Pain, especially localized swelling and tenderness on the inner side of the elbow, with the disappearance of the normal contour of the medial epicondyle. Limited elbow joint movement, weakness in forearm pronation, wrist flexion, and finger flexion. In cases combined with elbow dislocation, the shape of the elbow joint is significantly altered, and functional impairment is more pronounced, often accompanied by symptoms of ulnar nerve injury.

bubble_chart Diagnosis

X-ray films can provide a definitive diagnosis.

Attention should be paid to whether there are other associated injuries, such as fractures of the radial head, neck, or ulna olecranon.

bubble_chart Treatment Measures

For type I and II fractures, reduction can be achieved by flexing the elbow and wrist, pronating the forearm, and using fingers to push the medial epicondyle backward and upward. Immobilize with a long-arm gypsum splint or brace for 3 weeks. For type III fractures, reduction should be performed as early as possible. With the elbow extended, the wrist dorsiflexed, fingers straightened, and the forearm supinated, the elbow is maximally abducted to utilize the tension of the flexor muscles to pull the bone fragment out of the elbow joint, then treat it as a type II fracture. For type IV fractures, the elbow dislocation should be reduced while maintaining tension in the flexor muscles to avoid trapping the medial epicondyle within the joint after reduction. Once the medial epicondyle is pulled out of the joint, treat it as a type II fracture.

For cases where manual reduction fails, those with ulnar nerve symptoms, combined with other fractures, or old injuries, open reduction and internal fixation surgery should be performed.
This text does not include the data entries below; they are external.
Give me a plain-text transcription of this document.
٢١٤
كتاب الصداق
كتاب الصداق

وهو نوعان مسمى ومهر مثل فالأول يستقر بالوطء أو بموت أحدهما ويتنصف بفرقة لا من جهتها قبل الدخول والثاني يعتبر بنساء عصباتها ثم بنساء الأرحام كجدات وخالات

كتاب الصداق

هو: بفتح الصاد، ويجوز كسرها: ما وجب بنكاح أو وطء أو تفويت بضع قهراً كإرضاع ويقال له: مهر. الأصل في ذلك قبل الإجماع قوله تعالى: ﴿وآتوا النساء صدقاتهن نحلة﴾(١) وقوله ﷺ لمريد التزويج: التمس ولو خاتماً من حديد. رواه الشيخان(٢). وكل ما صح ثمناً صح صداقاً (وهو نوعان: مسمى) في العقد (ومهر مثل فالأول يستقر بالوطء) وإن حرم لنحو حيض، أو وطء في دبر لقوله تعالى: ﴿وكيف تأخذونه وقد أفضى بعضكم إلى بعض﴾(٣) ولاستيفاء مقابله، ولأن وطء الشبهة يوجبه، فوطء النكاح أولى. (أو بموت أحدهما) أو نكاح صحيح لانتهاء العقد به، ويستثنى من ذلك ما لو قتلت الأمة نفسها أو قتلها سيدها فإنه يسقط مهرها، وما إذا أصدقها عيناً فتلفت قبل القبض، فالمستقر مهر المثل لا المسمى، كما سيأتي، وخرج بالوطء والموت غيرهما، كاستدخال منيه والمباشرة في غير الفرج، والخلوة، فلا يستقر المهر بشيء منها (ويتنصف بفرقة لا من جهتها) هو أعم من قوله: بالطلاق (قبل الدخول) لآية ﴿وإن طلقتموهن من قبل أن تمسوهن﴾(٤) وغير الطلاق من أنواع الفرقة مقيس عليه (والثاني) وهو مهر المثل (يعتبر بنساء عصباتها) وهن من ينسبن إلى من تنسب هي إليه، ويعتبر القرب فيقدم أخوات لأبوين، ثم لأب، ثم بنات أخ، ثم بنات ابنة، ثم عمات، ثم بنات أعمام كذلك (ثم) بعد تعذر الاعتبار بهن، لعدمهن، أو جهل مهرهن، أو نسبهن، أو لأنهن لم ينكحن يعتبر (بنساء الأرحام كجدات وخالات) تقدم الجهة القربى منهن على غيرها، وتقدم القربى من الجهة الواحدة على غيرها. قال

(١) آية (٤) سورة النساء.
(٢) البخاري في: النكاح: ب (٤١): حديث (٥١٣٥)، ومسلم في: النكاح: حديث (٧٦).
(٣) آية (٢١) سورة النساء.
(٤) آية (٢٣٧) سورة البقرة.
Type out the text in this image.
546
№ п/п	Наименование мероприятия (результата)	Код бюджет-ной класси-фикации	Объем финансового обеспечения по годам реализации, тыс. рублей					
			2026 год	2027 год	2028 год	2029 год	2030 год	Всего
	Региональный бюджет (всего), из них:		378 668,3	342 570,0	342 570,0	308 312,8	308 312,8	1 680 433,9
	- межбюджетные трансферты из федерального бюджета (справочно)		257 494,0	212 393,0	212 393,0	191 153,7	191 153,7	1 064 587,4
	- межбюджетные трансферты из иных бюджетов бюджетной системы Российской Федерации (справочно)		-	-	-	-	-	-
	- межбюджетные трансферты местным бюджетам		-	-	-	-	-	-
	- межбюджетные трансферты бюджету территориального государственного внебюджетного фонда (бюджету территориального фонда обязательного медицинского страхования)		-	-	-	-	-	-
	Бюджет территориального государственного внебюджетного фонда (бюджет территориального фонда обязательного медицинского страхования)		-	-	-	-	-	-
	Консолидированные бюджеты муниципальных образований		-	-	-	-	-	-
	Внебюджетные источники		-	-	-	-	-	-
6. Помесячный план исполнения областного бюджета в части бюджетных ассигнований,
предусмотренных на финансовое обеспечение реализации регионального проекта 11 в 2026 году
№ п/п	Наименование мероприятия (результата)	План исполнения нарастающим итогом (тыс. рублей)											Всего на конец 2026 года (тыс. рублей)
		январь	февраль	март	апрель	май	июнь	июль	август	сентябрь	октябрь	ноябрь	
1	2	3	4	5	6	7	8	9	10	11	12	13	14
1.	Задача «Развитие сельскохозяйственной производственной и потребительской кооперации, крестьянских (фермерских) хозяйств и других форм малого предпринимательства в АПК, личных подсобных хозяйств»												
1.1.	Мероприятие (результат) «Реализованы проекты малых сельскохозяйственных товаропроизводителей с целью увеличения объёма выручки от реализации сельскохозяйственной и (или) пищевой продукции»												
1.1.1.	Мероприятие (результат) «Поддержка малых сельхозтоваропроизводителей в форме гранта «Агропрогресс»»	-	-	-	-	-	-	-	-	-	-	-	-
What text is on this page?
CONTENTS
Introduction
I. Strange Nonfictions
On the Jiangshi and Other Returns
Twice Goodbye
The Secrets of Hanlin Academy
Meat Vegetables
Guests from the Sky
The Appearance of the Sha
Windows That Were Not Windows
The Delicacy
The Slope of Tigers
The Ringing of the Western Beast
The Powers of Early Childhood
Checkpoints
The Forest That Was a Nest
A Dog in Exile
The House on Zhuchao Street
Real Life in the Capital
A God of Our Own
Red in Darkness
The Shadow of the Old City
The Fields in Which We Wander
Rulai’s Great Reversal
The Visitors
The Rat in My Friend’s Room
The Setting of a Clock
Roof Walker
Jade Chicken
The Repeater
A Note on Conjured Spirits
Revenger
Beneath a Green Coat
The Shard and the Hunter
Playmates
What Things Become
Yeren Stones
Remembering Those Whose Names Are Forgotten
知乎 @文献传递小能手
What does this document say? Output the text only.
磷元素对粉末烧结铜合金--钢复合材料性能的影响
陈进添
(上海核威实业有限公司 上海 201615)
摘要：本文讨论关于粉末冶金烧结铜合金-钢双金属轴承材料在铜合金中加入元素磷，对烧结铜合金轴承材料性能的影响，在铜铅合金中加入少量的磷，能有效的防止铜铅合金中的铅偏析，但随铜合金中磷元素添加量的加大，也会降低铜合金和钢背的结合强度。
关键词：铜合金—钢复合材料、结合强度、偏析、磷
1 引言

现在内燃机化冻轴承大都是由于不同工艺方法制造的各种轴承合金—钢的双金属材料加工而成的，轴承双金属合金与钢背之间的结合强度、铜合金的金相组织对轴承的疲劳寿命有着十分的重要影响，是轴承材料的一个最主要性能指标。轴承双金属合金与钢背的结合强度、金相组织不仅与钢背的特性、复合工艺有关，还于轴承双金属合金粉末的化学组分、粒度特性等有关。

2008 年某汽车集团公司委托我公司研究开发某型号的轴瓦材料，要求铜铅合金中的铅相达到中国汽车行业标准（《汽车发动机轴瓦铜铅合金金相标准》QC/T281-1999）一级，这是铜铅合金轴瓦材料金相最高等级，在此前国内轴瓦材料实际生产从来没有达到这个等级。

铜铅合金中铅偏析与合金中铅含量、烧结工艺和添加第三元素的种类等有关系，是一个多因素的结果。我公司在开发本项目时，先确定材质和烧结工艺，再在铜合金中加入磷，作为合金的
Crossed fixation with two Kirschner wires is most suitable. If the ulnar nerve shows significant twisting or crushing, anterior transposition of the ulnar nerve should be performed simultaneously.

bubble_chart Differentiation

The medial epicondyle of the humerus appears around 6 to 10 years of age and typically closes around 18 years old. However, in some cases, it may remain unclosed, and differentiation from a fracture should be noted.